Il nome del difensore è legato indissolubilmente al club nerazzurro con cui ha conquistato tutto: 4 scudetti, 2 Coppe dei Campioni e due Coppe intercontinentali. Tuttavia, nella sua “agenda” figura anche un campionato con la Juventus nel 1960-61 e una Coppa di lega italo-inglese con il Napoli nel 1975-76.
Con la Nazionale azzurra, invece, ha collezionato in totale 66 presenze e due gol: alzò la Coppa del campionato europeo nel 1968, quello delle due finali di Roma, e fu titolare nella difesa azzurra del mondiale messicano del 1970 perso in finale contro il Brasile di Pelé (in quell’occasione è passato alla storia lo scatto in cui Pelé volò in cielo e Burgnich che non riuscì a fare altrettanto).
Una volta lasciato il calcio, Burgnich ha intrapreso la carriera di allenatore ma senza troppi successi: è stato tecnico di Catanzaro, Bologna, Como, Livorno, Foggia, Lucchese, Cremonese, Genoa, Ternana, Salernitana, Pescara e L.R. Vicenza. Dopo aver lasciato il lavoro di allenatore divenne osservatore dell’Inter.

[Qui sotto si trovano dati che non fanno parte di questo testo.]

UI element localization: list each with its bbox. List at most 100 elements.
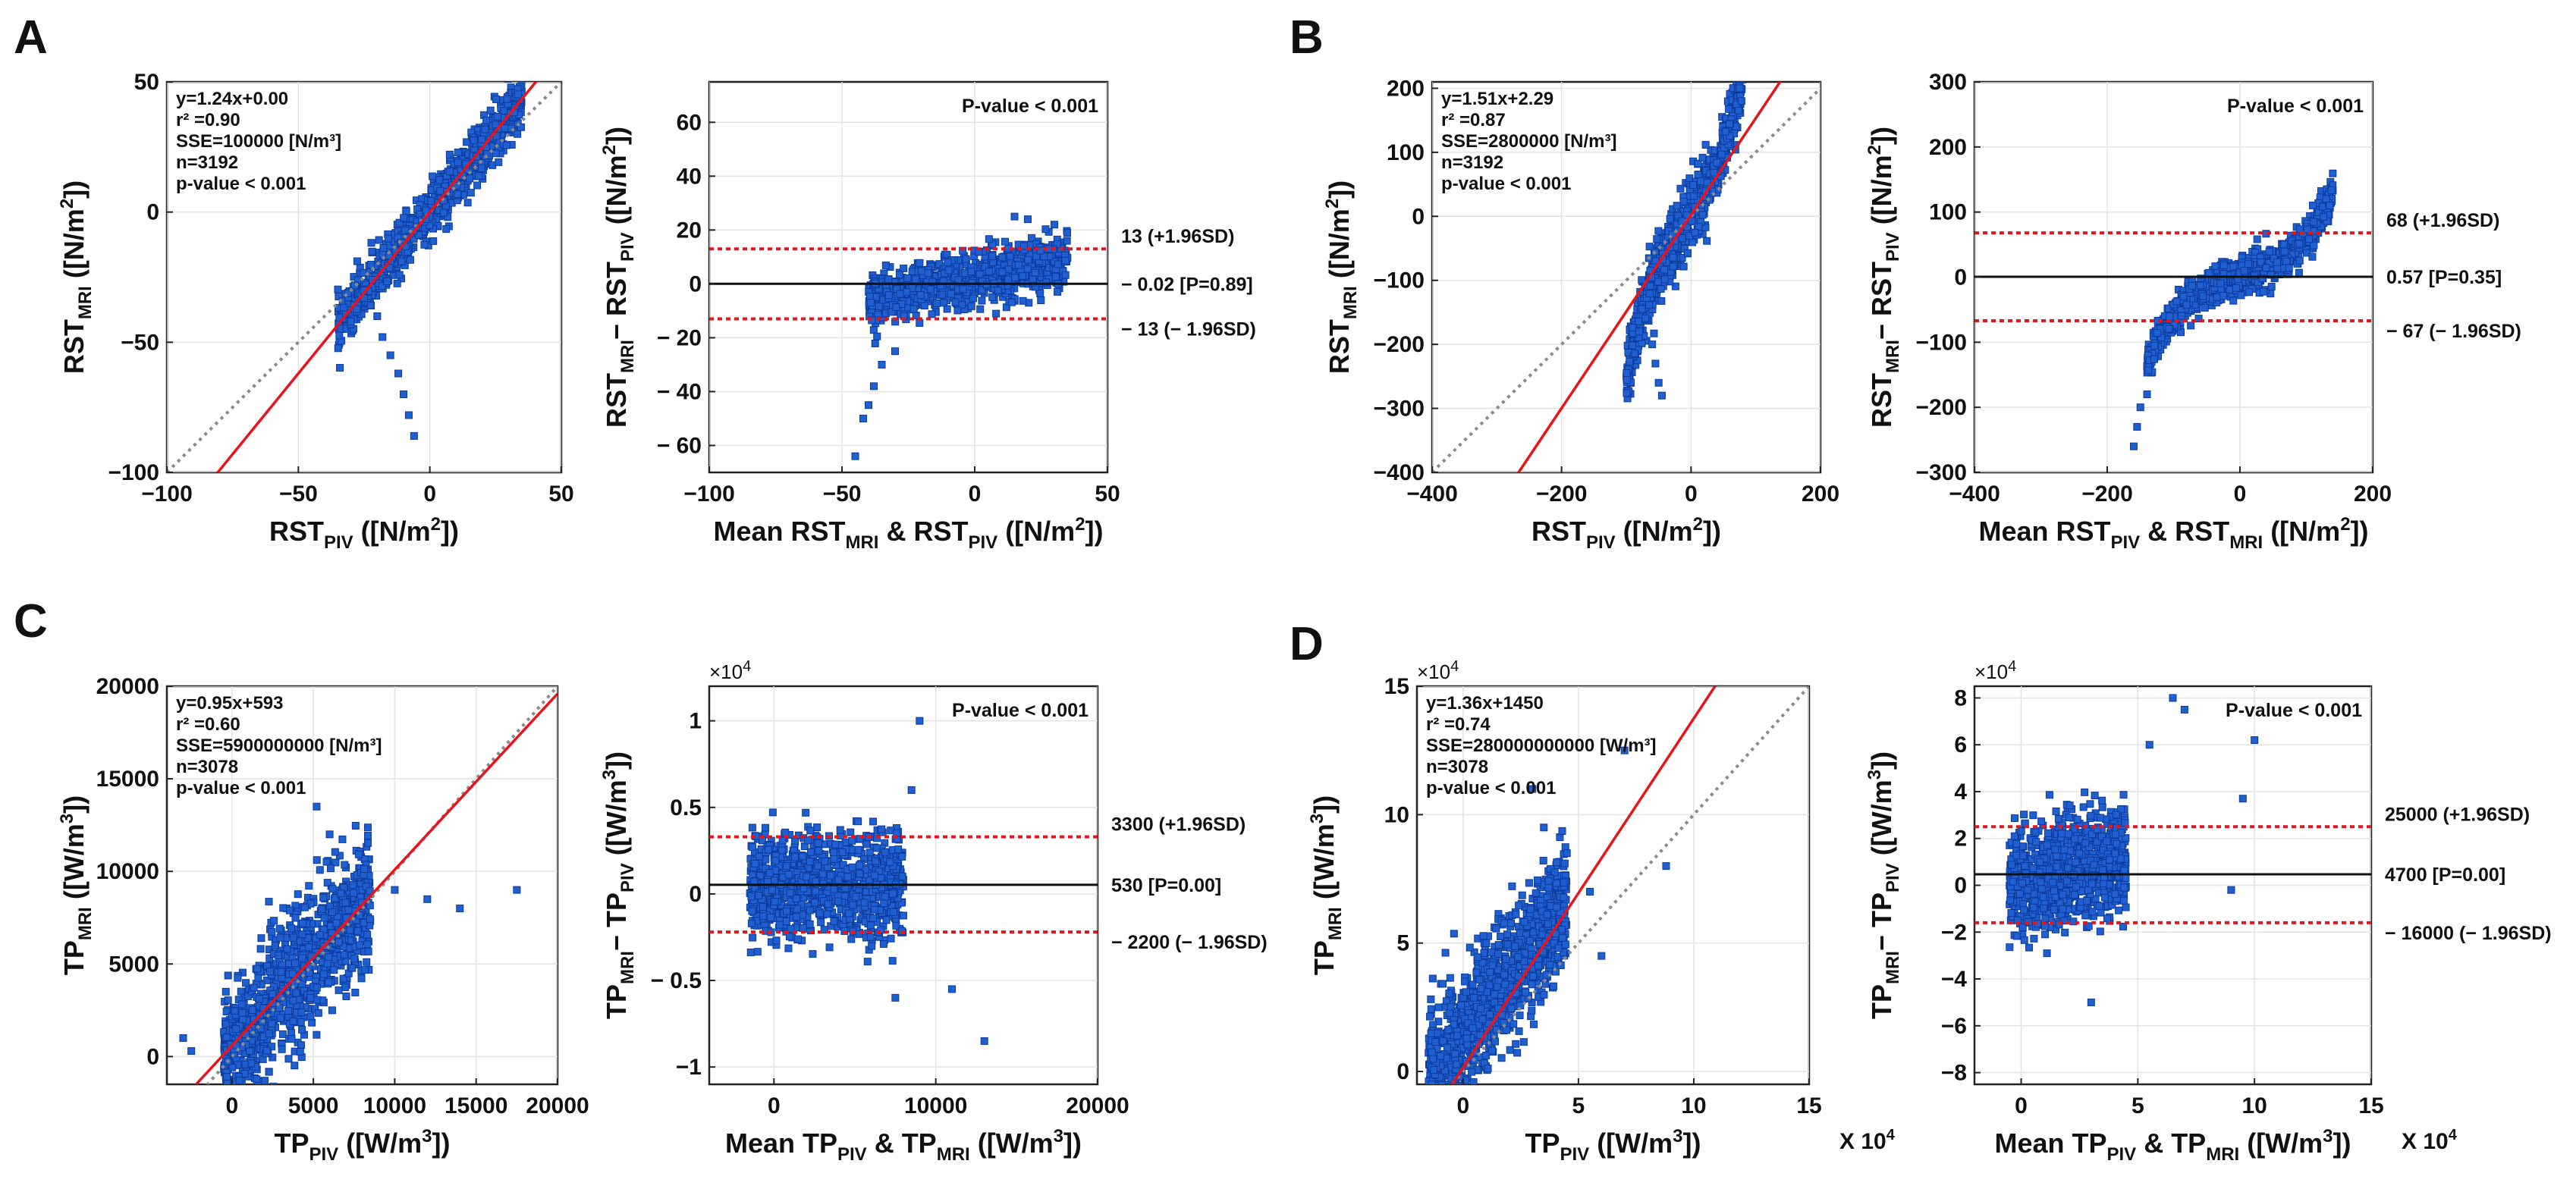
data-point: [354, 850, 363, 858]
data-point: [470, 136, 478, 144]
data-point: [435, 176, 444, 184]
y-tick-label: 100: [1387, 140, 1425, 165]
data-point: [920, 302, 928, 310]
data-point: [1734, 71, 1741, 78]
data-point: [871, 339, 879, 347]
data-point: [1738, 57, 1745, 64]
y-tick-label: 200: [1929, 135, 1967, 160]
data-point: [314, 1008, 322, 1017]
stat-line: SSE=100000 [N/m³]: [176, 131, 341, 152]
data-point: [385, 234, 393, 243]
y-tick-label: 0: [146, 200, 159, 225]
data-point: [400, 391, 407, 398]
x-tick-label: 15000: [445, 1093, 507, 1118]
data-point: [1651, 359, 1660, 368]
data-point: [297, 1018, 305, 1027]
data-point: [903, 288, 911, 296]
data-point: [265, 1030, 273, 1038]
data-point: [360, 918, 368, 927]
data-point: [926, 285, 935, 293]
data-point: [985, 268, 993, 276]
data-point: [1689, 192, 1698, 200]
y-tick-label: −400: [1373, 460, 1425, 485]
data-point: [884, 291, 893, 300]
data-point: [341, 861, 349, 869]
data-point: [1736, 68, 1743, 75]
data-point: [978, 286, 986, 294]
data-point: [337, 889, 345, 898]
data-point: [2295, 240, 2304, 248]
data-point: [2285, 264, 2293, 272]
data-point: [953, 306, 962, 315]
y-tick-label: −300: [1915, 460, 1967, 485]
data-point: [1014, 261, 1023, 269]
data-point: [335, 331, 344, 340]
data-point: [2250, 271, 2258, 280]
data-point: [427, 196, 435, 205]
data-point: [243, 992, 252, 1000]
data-point: [2295, 256, 2304, 265]
data-point: [360, 865, 369, 874]
plot-area: [709, 686, 1098, 1084]
data-point: [1676, 184, 1685, 193]
data-point: [393, 279, 401, 287]
data-point: [368, 247, 376, 256]
data-point: [364, 947, 372, 955]
data-point: [951, 298, 960, 306]
data-point: [1669, 253, 1677, 262]
p-value: P-value < 0.001: [962, 96, 1098, 117]
data-point: [1010, 212, 1019, 221]
data-point: [1031, 268, 1039, 277]
data-point: [916, 318, 924, 327]
data-point: [2157, 334, 2166, 342]
data-point: [253, 965, 262, 973]
data-point: [2302, 249, 2311, 257]
data-point: [2136, 403, 2144, 412]
data-point: [938, 290, 947, 299]
x-tick-label: 10000: [363, 1093, 426, 1118]
data-point: [2153, 329, 2161, 337]
data-point: [2273, 258, 2282, 266]
y-tick-label: 20: [677, 218, 702, 243]
data-point: [256, 945, 265, 953]
data-point: [2267, 283, 2276, 291]
data-point: [1032, 253, 1041, 261]
data-point: [492, 149, 500, 158]
data-point: [1660, 265, 1669, 274]
y-tick-label: 200: [1387, 76, 1425, 101]
data-point: [514, 90, 522, 99]
data-point: [243, 1125, 250, 1131]
data-point: [313, 1030, 321, 1039]
stat-line: n=3192: [1441, 152, 1503, 173]
data-point: [1657, 285, 1665, 293]
data-point: [379, 333, 387, 341]
stat-line: y=1.24x+0.00: [176, 89, 288, 109]
x-tick-label: −50: [823, 482, 862, 507]
data-point: [395, 271, 404, 279]
data-point: [325, 830, 334, 839]
data-point: [486, 106, 495, 114]
y-tick-label: 20000: [96, 674, 159, 699]
x-tick-label: 50: [548, 482, 573, 507]
data-point: [1737, 66, 1744, 73]
data-point: [224, 971, 232, 980]
data-point: [289, 996, 297, 1005]
data-point: [277, 968, 285, 976]
data-point: [859, 414, 867, 422]
y-tick-label: − 60: [657, 433, 702, 458]
data-point: [313, 802, 321, 811]
data-point: [313, 856, 321, 864]
data-point: [481, 125, 489, 133]
data-point: [331, 894, 339, 902]
data-point: [397, 257, 406, 265]
x-tick-label: 50: [1095, 482, 1120, 507]
data-point: [1063, 237, 1071, 245]
data-point: [2309, 201, 2317, 209]
data-point: [299, 919, 307, 927]
data-point: [300, 903, 309, 911]
data-point: [351, 988, 360, 996]
x-tick-label: 0: [423, 482, 436, 507]
data-point: [924, 269, 932, 278]
data-point: [2201, 303, 2209, 312]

Quello di seguito è una parte del ricordo espresso dall’Inter sul sito ufficiale: “Ci sono degli uomini che vorresti sempre avere al tuo fianco, dei calciatori che vorresti sempre nella tua squadra, delle leggende che vorresti facciano sempre parte della tua storia. Tarcisio Burgnich ha incarnato la forza e i valori del nostro Club e l’Inter ha avuto il privilegio di vederlo lottare per i propri colori: statuario, implacabile, umile e sempre leale. Entrato nella storia della Grande Inter e nella memoria dei tifosi nerazzurri per la grande tempra ed il carattere che mostrava in campo, ha formato con Giacinto Facchetti una delle coppie di terzini più forti del mondo in quell’Inter dove la difesa era un punto fermo, forgiata dal “mago” Herrera con campioni preparati atleticamente e mentalmente per affrontare e fermare ogni tipo di avversario. Come nella partita che Burgnich ha portato sempre nel cuore, giocata due anni dopo il suo arrivo in nerazzurro, quella finale contro i mostri sacri del Real Madrid di Di Stéfano, Puskás, Gento, “quelli che noi avevamo visto solo nelle figurine”. Un giorno che riuscì a stravolgere le gerarchie e a portare la prima Coppa dei Campioni nella bacheca nerazzurra. E poi la storia che si ripete, esattamente un anno dopo, contro il Benfica di Eusebio a San Siro (…) Umile e determinato, insuperabile per gli avversari e prezioso alleato per i suoi compagni: oggi il suo sguardo fiero e la sua forza sono ricordi preziosi, un’immagine che rimarrà sempre impressa nella nostra storia. Ciao Tarcisio, sarai sempre la nostra “Roccia””.